Touted as “novel of the year” in certain Indian literary circles, Shanghvi’s work certainly makes a strong case for him as a novelist to look out for. However, although “Flamingoes” does have an entertaining tale to tell, its ultimate effect is one of depression, and of helplessness. A more comprehensive editing job would also have cut out some of the more tedious metaphors that litter the books otherwise fine prose. Set in contemporary Bombay, the book charts the rise and fall of Karan, an up and coming photographer who gets swept up in Bollywood glitterati and its procession of gleaming peacocks (many of them the lost flamingoes of the title), when an intense close encounter with the murder of a local starlet, and it’s subsequent unraveling of both his life, and the rising to the surface of the seamier political side to Bombay starts to engulf him. It’s not a tale for the fainthearted, his gay, retired pianist friend is dying of AIDS, while retributions and warnings not to testify at a trial lead to graphic descriptions of a dogs death, whisked away on it’s lead by a passing car and deliberately dashed against a street light, its eyes popping out upon impact provide both strong visual images, at once both disturbing, yet compellingly believable. However, ultimately the book disappoints, and as a tale of contemporary Bombay sleaze, is rather wide of the mark. Nonetheless, the author has proven himself as a strong voice in urban Indian literature, and if the content can be difficult to digest, he makes a good case of a story well, if somewhat luridly told.

 

“That Singular Person Called Lear” – Susan Chitty

Edward Lear was a Victorian era British gentleman, known both for his nonsense verse such as “The Owl & The Pussycat”, limericks, as well as for his paintings, many of which are now held in high regard by collectors, especially of ornithological art. This biography of his life is a comprehensive, sympathetic and well researched account of what was a full, yet to the subject, melancholy and unsatisfactory life (Lear is presumed to have been a closet homosexual with no outlet for his sexuality).

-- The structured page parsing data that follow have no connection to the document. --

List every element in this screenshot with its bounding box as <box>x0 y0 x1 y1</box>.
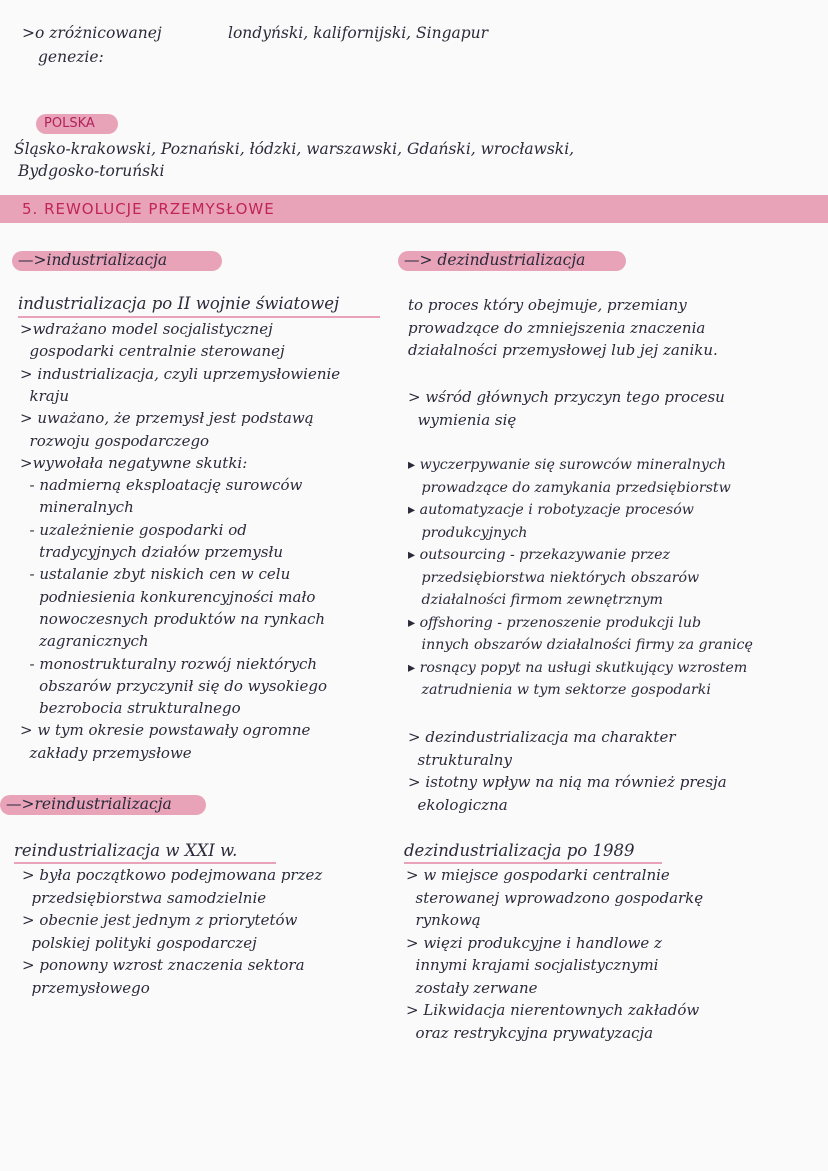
reindustrialization-pill-label: —>reindustrializacja <box>6 795 172 813</box>
list-item: nowoczesnych produktów na rynkach <box>20 609 326 628</box>
list-item: zagranicznych <box>20 632 149 651</box>
list-item: rozwoju gospodarczego <box>20 431 210 450</box>
list-item: gospodarki centralnie sterowanej <box>20 342 285 361</box>
list-item: bezrobocia strukturalnego <box>20 699 241 718</box>
list-item: >wywołała negatywne skutki: <box>20 453 248 472</box>
list-item: > więzi produkcyjne i handlowe z <box>406 933 662 952</box>
list-item: wymienia się <box>408 410 517 429</box>
list-item: przedsiębiorstwa niektórych obszarów <box>408 569 700 586</box>
list-item: - uzależnienie gospodarki od <box>20 520 247 539</box>
list-item: - ustalanie zbyt niskich cen w celu <box>20 565 291 584</box>
list-item: produkcyjnych <box>408 524 528 541</box>
list-item: - monostrukturalny rozwój niektórych <box>20 654 318 673</box>
list-item: oraz restrykcyjna prywatyzacja <box>406 1023 654 1042</box>
list-item: > industrializacja, czyli uprzemysłowienie <box>20 364 341 383</box>
deindustrialization-1989-heading: dezindustrializacja po 1989 <box>404 841 635 860</box>
list-item: zakłady przemysłowe <box>20 743 192 762</box>
list-item: > istotny wpływ na nią ma również presja <box>408 773 727 791</box>
list-item: rynkową <box>406 911 481 929</box>
list-item: innych obszarów działalności firmy za granicę <box>408 637 753 653</box>
genesis-label: genezie: <box>38 48 104 66</box>
list-item: >wdrażano model socjalistycznej <box>20 320 273 338</box>
list-item: mineralnych <box>20 498 134 517</box>
section-title: 5. REWOLUCJE PRZEMYSŁOWE <box>22 200 275 218</box>
list-item: prowadzące do zmniejszenia znaczenia <box>408 318 706 337</box>
list-item: innymi krajami socjalistycznymi <box>406 956 659 974</box>
industrialization-heading: industrializacja po II wojnie światowej <box>18 294 340 313</box>
list-item: sterowanej wprowadzono gospodarkę <box>406 888 704 907</box>
list-item: to proces który obejmuje, przemiany <box>408 296 687 314</box>
list-item: > była początkowo podejmowana przez <box>22 866 323 884</box>
list-item: prowadzące do zamykania przedsiębiorstw <box>408 479 731 496</box>
list-item: ▸ automatyzacje i robotyzacje procesów <box>408 502 694 518</box>
list-item: - nadmierną eksploatację surowców <box>20 476 303 495</box>
genesis-prefix: >o zróżnicowanej <box>22 24 162 42</box>
list-item: > dezindustrializacja ma charakter <box>408 728 676 746</box>
list-item: zatrudnienia w tym sektorze gospodarki <box>408 682 711 698</box>
list-item: > obecnie jest jednym z priorytetów <box>22 911 298 929</box>
list-item: zostały zerwane <box>406 978 538 997</box>
list-item: > w miejsce gospodarki centralnie <box>406 866 670 884</box>
list-item: > wśród głównych przyczyn tego procesu <box>408 388 725 406</box>
list-item: obszarów przyczynił się do wysokiego <box>20 676 328 695</box>
list-item: przedsiębiorstwa samodzielnie <box>22 888 267 907</box>
list-item: > w tym okresie powstawały ogromne <box>20 721 311 740</box>
list-item: ▸ wyczerpywanie się surowców mineralnych <box>408 457 726 473</box>
list-item: działalności przemysłowej lub jej zaniku. <box>408 341 718 359</box>
list-item: tradycyjnych działów przemysłu <box>20 543 283 561</box>
list-item: polskiej polityki gospodarczej <box>22 933 257 952</box>
list-item: działalności firmom zewnętrznym <box>408 592 663 608</box>
polska-label: POLSKA <box>44 116 95 131</box>
list-item: > ponowny wzrost znaczenia sektora <box>22 956 305 974</box>
list-item: podniesienia konkurencyjności mało <box>20 587 316 606</box>
list-item: ▸ outsourcing - przekazywanie przez <box>408 547 670 563</box>
list-item: ekologiczna <box>408 795 508 814</box>
list-item: ▸ rosnący popyt na usługi skutkujący wzrostem <box>408 659 748 676</box>
list-item: ▸ offshoring - przenoszenie produkcji lub <box>408 614 702 631</box>
list-item: > Likwidacja nierentownych zakładów <box>406 1001 700 1019</box>
list-item: kraju <box>20 386 70 405</box>
industrialization-pill-label: —>industrializacja <box>18 251 168 269</box>
list-item: przemysłowego <box>22 978 150 997</box>
list-item: > uważano, że przemysł jest podstawą <box>20 409 314 428</box>
polska-line2: Bydgosko-toruński <box>18 162 165 180</box>
polska-line1: Śląsko-krakowski, Poznański, łódzki, warszawski, Gdański, wrocławski, <box>14 140 575 158</box>
reindustrialization-heading: reindustrializacja w XXI w. <box>14 841 238 860</box>
deindustrialization-pill-label: —> dezindustrializacja <box>404 251 586 269</box>
list-item: strukturalny <box>408 750 512 769</box>
genesis-value: londyński, kalifornijski, Singapur <box>228 24 489 42</box>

It is a stark contrast in the man’s psyche to read of the wonderfully silly limericks and drawings he composed for children, his taste for adventure travel, and his tendency towards depression and the ‘morbids’ as he called them. Life did also not help Lear by making him an epileptic, and painfully shy. Yet his imagination, and the sheer technical brilliance of his drawings, demonstrate a man of exceptional talent, yet still impaired with the never ending devilment of the tears of a clown. This book is an excellent companion to anyone who has enjoyed either Lears nonsense verse as a child, or his immaculate drawings and landscapes as an adult, and permits a rare look into the mind of a man both so individually tortured, and supremely gifted.